Définition. L'étiquetage des contenus IA désigne la manière de signaler clairement qu'une image, une vidéo, une voix, un texte ou un autre élément d'une campagne créateur a été généré ou manipulé de façon matérielle par une intelligence artificielle.
Équivalent anglais : AI content labeling.
Termes associés : disclosure IA, transparence IA, contenu synthétique, deepfake, provenance de contenu, collaboration commerciale, AI slop, synthetic influencers.
Pourquoi cela compte en marketing d’influence
Dans une campagne créateur, l’enjeu n’est pas de mettre une étiquette publique sur toute utilisation d’IA. Il est de signaler les éléments qui peuvent modifier la perception du public : visage, voix, scène, témoignage, démonstration produit, résultat visuel ou texte d’intérêt public généré ou transformé de manière significative.
Le règlement européen sur l’IA prévoit des obligations de transparence pour certains contenus générés ou manipulés par IA, notamment les deepfakes et certains textes d’intérêt public. La Commission européenne indique que ces règles de transparence entreront en application en août 2026. Pour les marques, l’étiquetage devient donc un sujet de conformité, de confiance et de qualité opérationnelle, pas seulement une mention créative.
Assistance courante ou contenu matériellement généré
Une aide IA utilisée pour préparer un brief, transcrire une interview, traduire une légende ou accélérer un montage ne produit pas automatiquement une obligation de label visible. À l’inverse, une image de produit générée, une voix clonée, un visage synthétique, une scène inventée ou une retouche qui change le sens du contenu peut nécessiter une analyse juridique, plateforme, contractuelle et éthique.
Workflow partagé pour les campagnes créateurs
- Brief : préciser les usages autorisés de l’IA, les interdictions et les preuves attendues.
- Validation : identifier ce qui est généré, manipulé ou seulement assisté par IA avant publication.
- Provenance : conserver prompts, fichiers sources, autorisations, droits, consentements et décisions de label.
- Publication : utiliser les labels natifs des plateformes quand ils existent et ajouter une mention visible si le contexte l’exige.
- Escalade : faire remonter les cas sensibles, par exemple image de mineur, voix clonée, santé, finance, politique ou deepfake.
Ce que ce terme ne recouvre pas
L’étiquetage IA ne remplace pas la transparence commerciale. Une vidéo peut avoir besoin d’une mention publicité ou collaboration commerciale et, séparément, d’une information sur un élément généré par IA. Ce terme ne désigne pas non plus les synthetic influencers : ceux-ci sont des personnages ou profils créés artificiellement, alors que l’étiquetage IA porte sur la transparence du contenu publié.
Point de vue TANKE
Pour TANKE, une bonne politique d’étiquetage IA doit être proportionnée. Trop de labels génériques fatiguent l’audience et brouillent les vrais risques. Trop peu de transparence expose la marque et le créateur à une perte de confiance. La bonne discipline consiste à documenter les usages, décider avant publication et expliquer clairement les modifications matérielles quand elles peuvent influencer l’interprétation du contenu.
Sources et lecture utile
Source principale : Règlement (UE) 2024/1689 sur l’intelligence artificielle.

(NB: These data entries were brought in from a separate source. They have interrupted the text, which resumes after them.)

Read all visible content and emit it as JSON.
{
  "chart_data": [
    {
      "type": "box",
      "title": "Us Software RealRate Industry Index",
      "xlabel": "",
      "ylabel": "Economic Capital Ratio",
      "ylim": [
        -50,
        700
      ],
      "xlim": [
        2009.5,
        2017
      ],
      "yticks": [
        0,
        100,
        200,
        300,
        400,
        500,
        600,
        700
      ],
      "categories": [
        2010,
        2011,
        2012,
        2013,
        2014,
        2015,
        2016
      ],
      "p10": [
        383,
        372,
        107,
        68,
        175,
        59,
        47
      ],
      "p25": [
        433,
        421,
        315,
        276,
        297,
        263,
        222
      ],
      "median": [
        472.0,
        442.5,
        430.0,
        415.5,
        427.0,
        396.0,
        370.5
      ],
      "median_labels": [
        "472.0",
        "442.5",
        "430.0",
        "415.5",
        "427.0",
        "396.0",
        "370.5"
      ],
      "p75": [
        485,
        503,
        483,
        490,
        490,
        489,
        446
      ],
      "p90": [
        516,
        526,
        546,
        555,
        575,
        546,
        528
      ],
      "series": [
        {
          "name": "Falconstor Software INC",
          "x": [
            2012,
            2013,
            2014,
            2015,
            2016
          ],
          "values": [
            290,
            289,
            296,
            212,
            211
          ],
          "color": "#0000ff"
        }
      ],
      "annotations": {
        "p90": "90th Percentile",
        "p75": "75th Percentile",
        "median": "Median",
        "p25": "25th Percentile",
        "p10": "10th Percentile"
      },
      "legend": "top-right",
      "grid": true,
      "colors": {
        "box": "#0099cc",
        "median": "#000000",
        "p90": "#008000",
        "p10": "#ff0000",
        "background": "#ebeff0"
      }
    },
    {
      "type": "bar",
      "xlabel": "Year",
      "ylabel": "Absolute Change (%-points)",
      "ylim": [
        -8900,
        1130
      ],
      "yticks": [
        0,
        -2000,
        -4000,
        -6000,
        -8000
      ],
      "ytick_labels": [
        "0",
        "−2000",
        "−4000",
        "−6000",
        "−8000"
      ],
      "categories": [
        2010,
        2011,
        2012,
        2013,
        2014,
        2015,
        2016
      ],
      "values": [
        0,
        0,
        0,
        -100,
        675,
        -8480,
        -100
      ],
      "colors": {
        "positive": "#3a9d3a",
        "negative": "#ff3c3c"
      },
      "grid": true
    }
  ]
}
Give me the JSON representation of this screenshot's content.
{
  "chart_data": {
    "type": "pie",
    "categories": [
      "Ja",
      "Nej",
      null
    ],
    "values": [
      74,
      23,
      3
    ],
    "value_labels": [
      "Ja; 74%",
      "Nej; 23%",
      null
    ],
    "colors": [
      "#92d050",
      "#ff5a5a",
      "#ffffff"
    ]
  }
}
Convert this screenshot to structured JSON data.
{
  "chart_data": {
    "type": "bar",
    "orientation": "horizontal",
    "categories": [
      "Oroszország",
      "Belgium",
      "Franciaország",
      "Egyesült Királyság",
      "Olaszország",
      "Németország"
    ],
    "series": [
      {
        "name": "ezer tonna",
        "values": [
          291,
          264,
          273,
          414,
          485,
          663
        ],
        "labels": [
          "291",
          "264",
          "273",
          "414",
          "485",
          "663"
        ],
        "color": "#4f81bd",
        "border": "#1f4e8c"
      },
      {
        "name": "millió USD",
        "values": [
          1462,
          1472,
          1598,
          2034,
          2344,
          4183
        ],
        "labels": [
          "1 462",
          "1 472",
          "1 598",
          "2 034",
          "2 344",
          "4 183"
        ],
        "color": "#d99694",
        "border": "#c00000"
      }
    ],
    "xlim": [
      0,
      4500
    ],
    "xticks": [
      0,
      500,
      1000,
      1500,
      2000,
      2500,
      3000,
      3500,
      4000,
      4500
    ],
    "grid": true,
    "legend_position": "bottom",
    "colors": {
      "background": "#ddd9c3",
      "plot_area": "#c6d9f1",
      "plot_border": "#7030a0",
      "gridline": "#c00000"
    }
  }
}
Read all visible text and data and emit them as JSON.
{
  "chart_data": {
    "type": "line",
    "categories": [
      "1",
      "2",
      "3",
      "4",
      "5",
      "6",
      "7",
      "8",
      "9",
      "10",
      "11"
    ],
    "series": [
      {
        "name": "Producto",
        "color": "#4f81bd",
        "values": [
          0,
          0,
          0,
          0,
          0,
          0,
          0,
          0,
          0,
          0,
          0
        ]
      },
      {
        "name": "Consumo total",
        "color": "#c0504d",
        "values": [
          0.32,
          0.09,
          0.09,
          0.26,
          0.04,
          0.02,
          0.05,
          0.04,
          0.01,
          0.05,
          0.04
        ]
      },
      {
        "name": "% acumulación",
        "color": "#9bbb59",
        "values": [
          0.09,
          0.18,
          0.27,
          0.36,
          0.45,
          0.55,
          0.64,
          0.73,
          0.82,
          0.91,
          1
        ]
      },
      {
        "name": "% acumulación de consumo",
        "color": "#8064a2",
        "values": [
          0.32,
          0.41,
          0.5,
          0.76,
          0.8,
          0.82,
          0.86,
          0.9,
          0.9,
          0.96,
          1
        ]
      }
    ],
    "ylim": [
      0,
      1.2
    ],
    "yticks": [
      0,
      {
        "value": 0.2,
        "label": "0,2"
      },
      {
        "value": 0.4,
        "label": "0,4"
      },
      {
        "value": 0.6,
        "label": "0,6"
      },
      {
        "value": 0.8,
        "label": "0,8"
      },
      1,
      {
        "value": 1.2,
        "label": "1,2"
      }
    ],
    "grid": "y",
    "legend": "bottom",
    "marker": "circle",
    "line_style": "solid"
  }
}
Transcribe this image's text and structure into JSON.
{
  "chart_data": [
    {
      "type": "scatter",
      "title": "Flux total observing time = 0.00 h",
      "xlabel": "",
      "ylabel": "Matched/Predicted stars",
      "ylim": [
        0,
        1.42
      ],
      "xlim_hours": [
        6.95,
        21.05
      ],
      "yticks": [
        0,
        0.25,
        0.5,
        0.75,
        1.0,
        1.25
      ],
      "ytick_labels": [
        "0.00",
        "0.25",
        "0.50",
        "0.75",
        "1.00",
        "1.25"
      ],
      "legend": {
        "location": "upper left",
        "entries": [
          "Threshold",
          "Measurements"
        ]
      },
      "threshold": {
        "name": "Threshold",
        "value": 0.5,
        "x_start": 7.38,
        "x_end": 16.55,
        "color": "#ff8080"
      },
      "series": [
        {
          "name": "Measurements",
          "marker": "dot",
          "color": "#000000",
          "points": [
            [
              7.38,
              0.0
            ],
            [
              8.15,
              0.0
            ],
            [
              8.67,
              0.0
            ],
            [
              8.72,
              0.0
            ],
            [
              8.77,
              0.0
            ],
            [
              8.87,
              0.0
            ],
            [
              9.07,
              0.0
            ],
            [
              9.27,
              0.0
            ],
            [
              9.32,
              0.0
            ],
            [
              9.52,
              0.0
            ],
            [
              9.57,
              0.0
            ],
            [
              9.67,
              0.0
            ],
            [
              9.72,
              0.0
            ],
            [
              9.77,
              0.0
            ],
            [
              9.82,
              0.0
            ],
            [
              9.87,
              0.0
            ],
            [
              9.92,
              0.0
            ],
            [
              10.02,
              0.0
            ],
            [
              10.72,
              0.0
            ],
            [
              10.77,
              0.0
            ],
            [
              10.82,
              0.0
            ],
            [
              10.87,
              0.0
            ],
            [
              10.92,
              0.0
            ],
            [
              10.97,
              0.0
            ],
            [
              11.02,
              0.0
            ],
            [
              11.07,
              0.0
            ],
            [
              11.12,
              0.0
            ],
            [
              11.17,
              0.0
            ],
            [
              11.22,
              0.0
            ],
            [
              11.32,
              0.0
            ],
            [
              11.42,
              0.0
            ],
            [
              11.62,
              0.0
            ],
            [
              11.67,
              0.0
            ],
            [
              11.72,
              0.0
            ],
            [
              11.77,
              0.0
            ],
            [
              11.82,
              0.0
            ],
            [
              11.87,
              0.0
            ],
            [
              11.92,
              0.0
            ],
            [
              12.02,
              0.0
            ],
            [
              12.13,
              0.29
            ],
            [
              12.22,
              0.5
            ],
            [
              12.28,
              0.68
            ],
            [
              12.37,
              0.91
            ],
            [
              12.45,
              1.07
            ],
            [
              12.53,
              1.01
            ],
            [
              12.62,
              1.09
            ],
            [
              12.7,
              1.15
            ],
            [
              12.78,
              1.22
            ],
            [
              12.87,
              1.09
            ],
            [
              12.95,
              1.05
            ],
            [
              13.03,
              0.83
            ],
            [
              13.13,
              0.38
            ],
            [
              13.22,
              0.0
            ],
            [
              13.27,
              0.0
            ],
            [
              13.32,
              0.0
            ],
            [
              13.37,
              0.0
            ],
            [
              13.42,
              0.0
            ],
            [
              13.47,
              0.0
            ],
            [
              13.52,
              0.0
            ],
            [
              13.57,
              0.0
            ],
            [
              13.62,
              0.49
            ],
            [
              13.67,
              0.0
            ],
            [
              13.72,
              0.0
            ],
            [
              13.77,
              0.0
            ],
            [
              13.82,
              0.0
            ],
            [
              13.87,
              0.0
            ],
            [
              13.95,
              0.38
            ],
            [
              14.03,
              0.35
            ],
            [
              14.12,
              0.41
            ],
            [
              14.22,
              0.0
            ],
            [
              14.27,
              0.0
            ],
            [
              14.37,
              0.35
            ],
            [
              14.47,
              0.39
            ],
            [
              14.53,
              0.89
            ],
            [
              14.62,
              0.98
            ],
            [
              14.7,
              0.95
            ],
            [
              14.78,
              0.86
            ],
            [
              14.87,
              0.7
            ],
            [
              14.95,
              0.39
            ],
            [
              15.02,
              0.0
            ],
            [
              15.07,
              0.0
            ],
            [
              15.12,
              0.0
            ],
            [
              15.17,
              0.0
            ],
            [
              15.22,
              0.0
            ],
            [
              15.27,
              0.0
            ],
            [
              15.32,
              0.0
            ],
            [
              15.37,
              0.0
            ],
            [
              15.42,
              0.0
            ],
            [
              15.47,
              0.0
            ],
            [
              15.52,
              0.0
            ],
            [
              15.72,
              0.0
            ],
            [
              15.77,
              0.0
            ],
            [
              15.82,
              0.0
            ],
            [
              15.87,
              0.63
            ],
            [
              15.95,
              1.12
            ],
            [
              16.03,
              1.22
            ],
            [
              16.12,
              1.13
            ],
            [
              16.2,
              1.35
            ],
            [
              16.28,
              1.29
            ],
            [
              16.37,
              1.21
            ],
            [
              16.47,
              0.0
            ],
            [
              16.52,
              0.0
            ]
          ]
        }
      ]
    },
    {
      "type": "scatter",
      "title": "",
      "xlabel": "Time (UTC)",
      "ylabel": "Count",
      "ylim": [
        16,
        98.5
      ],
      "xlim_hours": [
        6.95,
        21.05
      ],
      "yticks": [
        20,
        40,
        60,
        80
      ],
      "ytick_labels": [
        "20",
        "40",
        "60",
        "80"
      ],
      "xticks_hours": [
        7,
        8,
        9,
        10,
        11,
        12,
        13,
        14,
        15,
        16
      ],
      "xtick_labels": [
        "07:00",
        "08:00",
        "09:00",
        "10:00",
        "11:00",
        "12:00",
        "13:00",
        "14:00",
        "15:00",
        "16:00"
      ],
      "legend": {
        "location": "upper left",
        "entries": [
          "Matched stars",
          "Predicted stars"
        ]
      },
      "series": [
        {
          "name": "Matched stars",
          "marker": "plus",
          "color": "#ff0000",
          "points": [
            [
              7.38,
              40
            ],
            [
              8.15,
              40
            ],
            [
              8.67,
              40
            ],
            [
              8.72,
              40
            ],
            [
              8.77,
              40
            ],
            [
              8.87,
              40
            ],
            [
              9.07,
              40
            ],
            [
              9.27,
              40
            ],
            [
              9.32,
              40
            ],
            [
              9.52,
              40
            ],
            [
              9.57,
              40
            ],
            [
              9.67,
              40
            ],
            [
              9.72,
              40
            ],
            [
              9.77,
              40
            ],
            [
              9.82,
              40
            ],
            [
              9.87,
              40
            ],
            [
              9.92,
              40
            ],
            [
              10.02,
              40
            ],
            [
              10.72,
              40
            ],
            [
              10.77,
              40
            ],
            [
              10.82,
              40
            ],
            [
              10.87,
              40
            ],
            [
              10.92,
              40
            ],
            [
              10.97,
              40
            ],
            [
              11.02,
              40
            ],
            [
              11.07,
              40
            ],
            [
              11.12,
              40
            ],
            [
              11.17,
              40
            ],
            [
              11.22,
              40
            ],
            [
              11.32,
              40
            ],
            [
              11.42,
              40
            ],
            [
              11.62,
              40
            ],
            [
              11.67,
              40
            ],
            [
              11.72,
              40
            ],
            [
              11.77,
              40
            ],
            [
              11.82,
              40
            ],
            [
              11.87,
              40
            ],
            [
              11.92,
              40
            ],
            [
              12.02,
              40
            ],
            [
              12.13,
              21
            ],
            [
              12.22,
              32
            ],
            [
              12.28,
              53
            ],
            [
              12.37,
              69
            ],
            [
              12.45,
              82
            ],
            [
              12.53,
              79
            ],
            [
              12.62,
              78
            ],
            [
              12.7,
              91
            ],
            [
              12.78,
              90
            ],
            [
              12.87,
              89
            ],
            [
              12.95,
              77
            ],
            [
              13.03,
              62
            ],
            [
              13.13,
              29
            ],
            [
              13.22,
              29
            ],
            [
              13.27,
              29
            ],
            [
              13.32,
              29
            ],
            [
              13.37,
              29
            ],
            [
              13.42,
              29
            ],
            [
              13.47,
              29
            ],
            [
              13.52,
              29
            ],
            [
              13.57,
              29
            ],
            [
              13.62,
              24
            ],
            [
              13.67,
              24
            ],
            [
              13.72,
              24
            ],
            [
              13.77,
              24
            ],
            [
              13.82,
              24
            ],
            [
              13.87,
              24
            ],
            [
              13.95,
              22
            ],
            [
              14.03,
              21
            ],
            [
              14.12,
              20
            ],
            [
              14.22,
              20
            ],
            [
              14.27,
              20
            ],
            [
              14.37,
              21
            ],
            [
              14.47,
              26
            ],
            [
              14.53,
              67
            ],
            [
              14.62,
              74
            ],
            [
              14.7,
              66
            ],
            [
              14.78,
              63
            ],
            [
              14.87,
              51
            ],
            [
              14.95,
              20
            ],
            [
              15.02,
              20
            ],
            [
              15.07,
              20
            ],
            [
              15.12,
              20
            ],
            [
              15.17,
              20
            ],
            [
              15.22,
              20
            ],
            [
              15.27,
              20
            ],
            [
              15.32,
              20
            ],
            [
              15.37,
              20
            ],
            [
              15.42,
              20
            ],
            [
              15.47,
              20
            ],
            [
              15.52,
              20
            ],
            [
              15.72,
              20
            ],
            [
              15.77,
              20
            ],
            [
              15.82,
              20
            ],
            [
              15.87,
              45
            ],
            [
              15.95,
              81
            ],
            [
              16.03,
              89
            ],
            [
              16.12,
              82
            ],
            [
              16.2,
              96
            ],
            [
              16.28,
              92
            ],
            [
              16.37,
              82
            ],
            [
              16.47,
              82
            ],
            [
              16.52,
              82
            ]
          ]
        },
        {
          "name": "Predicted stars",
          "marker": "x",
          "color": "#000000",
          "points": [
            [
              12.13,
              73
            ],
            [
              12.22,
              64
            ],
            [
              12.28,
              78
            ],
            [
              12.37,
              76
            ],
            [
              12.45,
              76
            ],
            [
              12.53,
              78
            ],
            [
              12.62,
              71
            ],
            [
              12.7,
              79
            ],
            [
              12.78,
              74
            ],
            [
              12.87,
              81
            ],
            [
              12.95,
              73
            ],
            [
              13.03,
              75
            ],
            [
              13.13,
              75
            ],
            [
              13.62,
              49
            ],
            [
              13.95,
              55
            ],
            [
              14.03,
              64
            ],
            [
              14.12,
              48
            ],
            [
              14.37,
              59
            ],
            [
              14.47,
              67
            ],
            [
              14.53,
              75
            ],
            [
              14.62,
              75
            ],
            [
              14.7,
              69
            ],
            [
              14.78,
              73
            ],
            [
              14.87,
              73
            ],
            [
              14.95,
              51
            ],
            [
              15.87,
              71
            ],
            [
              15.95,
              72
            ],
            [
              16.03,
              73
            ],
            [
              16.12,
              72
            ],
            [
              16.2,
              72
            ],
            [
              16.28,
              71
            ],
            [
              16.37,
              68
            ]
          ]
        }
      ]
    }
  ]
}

Voir aussi l’aperçu de la Commission européenne sur le cadre réglementaire de l’IA.
FAQ
Tout usage d'IA dans une campagne créateur doit-il être étiqueté publiquement ?
Non. L'évaluation doit distinguer l'aide courante, comme l'idéation, la transcription, la traduction ou le montage assisté, des contenus audiovisuels matériellement générés ou manipulés. Les exigences peuvent venir du droit, des plateformes, des contrats ou des standards de marque.
L'étiquette IA remplace-t-elle la mention de collaboration commerciale ?
Non. Une mention liée à l'IA ne remplace pas une mention publicitaire comme publicité, collaboration commerciale ou partenariat rémunéré. Les deux sujets répondent à des obligations différentes.
Comment préserver la confiance de l'audience ?
La marque, l'agence et le créateur doivent éviter les labels vagues. Ils doivent signaler ce qui est matériellement généré ou modifié par IA, conserver les preuves de provenance et utiliser les labels natifs des plateformes quand ils sont disponibles.
Les deepfakes sont-ils le seul cas concerné ?
Non. Les deepfakes sont un exemple important de manipulation synthétique, mais l'étiquetage des contenus IA couvre aussi d'autres images, voix, vidéos ou textes générés ou modifiés de manière significative.